Forum Discussion
Vulnerabilities Introduced in CNAB after using cpa buildbundle
Hi, this is my first post here. I am following the instructions in the article https://learn.microsoft.com/en-us/partner-center/marketplace/azure-container-technical-assets-kubernetes?tabs=windows%2Clinux2
I used the command cpa buildbundle to build and upload the CNAB to my Azure Container Registry (ACR), but the Defender scan shows vulnerabilities in the CNAB bundle, even though my solution image is free of vulnerabilities. I also scanned the image with Trivy and found Critical and high vulnerabilities in Helm 3, kubectl, and the Docker Engine (Moby).
The approach mentioned in the technical asset mounts the Docker engine of the host machine to the Microsoft's image mcr.microsoft.com/container-package-app:latest. My host machine has the Community Edition of Docker Engine, yet the Moby issue persists
.
Inside the container, I tried running `tdnf clean all && tdnf update`, which updated Moby, but I was unable to update kubectl and Helm.
Should I be concerned about these vulnerabilities? I believe they may have been introduced by the CPA tool. The documentation states that for marketplace listings, the repository must be free of vulnerabilities. Additionally, it mentions in the limitations section that single containers are not supported, and my current offering contains only single image.
Any tips on how I can address this issue or any remediation steps would be greatly appreciated.
Thanks!
Asif
asif158 thanks for your question!
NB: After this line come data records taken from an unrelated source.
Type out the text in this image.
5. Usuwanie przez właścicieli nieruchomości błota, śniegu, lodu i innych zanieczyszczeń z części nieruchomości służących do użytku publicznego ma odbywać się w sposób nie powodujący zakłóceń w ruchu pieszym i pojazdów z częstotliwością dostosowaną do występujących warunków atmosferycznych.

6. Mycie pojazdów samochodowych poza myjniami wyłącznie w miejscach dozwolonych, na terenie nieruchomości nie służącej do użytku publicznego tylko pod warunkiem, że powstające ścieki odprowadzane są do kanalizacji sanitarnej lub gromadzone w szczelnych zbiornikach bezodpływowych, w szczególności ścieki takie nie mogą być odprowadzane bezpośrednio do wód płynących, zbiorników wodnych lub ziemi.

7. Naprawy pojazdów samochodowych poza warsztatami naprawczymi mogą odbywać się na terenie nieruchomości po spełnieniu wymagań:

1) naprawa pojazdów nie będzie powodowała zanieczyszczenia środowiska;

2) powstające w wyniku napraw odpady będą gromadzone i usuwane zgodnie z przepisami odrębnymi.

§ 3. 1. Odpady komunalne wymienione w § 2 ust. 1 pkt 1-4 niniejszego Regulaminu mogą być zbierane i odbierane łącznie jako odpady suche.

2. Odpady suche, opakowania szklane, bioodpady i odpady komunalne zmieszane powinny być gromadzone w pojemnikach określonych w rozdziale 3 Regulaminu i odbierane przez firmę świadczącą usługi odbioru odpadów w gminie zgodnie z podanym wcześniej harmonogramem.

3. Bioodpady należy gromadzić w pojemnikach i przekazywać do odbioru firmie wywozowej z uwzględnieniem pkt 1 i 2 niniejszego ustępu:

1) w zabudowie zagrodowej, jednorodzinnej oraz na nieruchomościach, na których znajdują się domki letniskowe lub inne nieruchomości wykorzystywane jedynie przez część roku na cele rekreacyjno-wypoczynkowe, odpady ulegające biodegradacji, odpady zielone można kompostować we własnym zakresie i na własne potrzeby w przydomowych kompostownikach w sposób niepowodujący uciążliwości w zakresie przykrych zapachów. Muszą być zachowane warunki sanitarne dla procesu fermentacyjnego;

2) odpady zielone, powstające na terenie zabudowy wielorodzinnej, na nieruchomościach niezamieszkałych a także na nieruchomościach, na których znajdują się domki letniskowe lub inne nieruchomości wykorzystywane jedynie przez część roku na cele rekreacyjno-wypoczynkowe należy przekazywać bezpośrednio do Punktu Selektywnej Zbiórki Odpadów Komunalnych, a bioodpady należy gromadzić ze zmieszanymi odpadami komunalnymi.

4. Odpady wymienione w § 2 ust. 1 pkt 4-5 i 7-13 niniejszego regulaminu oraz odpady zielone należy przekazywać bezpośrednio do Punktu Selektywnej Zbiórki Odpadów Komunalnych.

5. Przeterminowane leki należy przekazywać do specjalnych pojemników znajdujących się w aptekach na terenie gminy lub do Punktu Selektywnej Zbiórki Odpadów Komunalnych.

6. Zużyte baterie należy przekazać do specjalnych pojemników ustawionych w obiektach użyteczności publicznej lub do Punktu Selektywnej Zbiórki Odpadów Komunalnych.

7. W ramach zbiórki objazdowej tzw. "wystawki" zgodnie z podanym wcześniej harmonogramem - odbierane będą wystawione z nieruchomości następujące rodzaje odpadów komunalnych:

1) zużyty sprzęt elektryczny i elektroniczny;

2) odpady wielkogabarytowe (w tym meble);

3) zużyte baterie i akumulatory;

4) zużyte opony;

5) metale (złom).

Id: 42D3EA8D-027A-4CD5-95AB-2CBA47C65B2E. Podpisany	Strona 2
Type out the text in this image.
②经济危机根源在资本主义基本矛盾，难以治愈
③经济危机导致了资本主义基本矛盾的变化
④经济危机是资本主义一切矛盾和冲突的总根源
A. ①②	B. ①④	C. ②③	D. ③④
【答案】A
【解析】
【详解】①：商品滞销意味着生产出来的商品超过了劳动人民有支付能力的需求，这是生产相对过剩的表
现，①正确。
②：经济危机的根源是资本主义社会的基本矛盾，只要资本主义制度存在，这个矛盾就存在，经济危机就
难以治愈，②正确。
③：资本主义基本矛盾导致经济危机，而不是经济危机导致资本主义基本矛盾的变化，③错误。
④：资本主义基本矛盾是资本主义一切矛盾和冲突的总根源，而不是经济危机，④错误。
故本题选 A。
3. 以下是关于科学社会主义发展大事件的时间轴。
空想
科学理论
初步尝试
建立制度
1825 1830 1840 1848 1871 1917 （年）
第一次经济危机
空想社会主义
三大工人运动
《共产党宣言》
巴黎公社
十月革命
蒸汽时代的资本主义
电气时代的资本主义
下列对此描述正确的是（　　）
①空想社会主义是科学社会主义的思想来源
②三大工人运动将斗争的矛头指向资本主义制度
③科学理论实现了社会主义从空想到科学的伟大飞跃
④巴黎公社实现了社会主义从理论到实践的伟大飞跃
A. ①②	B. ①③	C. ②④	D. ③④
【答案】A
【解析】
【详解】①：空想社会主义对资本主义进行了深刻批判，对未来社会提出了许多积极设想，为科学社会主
We only scan the image inside the CNAB, and not the tool. so as long as the images are ok, it is fine.
Regarding the actual vulnerabilities - our team is looking into that right now and I will keep you updated here with any news.
6 Replies
Is there any way to handle what is missing or syntax errors while verifying with the verify?, A syntax or structural issue in values.yaml, even though it exactly matches the reference in vaules.yaml Thanks Ashish
- justinroyal
Microsoft
Hi theedgespecialist - our team needs some more detailed information to understand your question here. Can you send me a direct message on the community site with more detailed information so we can better understand your question?
- justinroyal
Hi theedgespecialist - I have not gotten any additional information from you regarding this case, but here is some additional information that may be helpful:
You can try: helm template --generate-name .
and see if there is any error
Some good explanation of Trivy with Azure DevOps are available here: https://blog.rankiteo.com/devsecops-part-1-image-scanner-security/
- justinroyal
asif158 thanks for your question! We only scan the image inside the CNAB, and not the tool. so as long as the images are ok, it is fine.
Regarding the actual vulnerabilities - our team is looking into that right now and I will keep you updated here with any news.
- Thanks for the quick reply, justinroyal.
Regarding the second part of my question, I noticed in the limitations section that single containers are not supported. My current setup uses only a single image.
Would it be better to switch to two images, or is the current implementation sufficient?
Apologies for my writing—I'm still pretty new to this.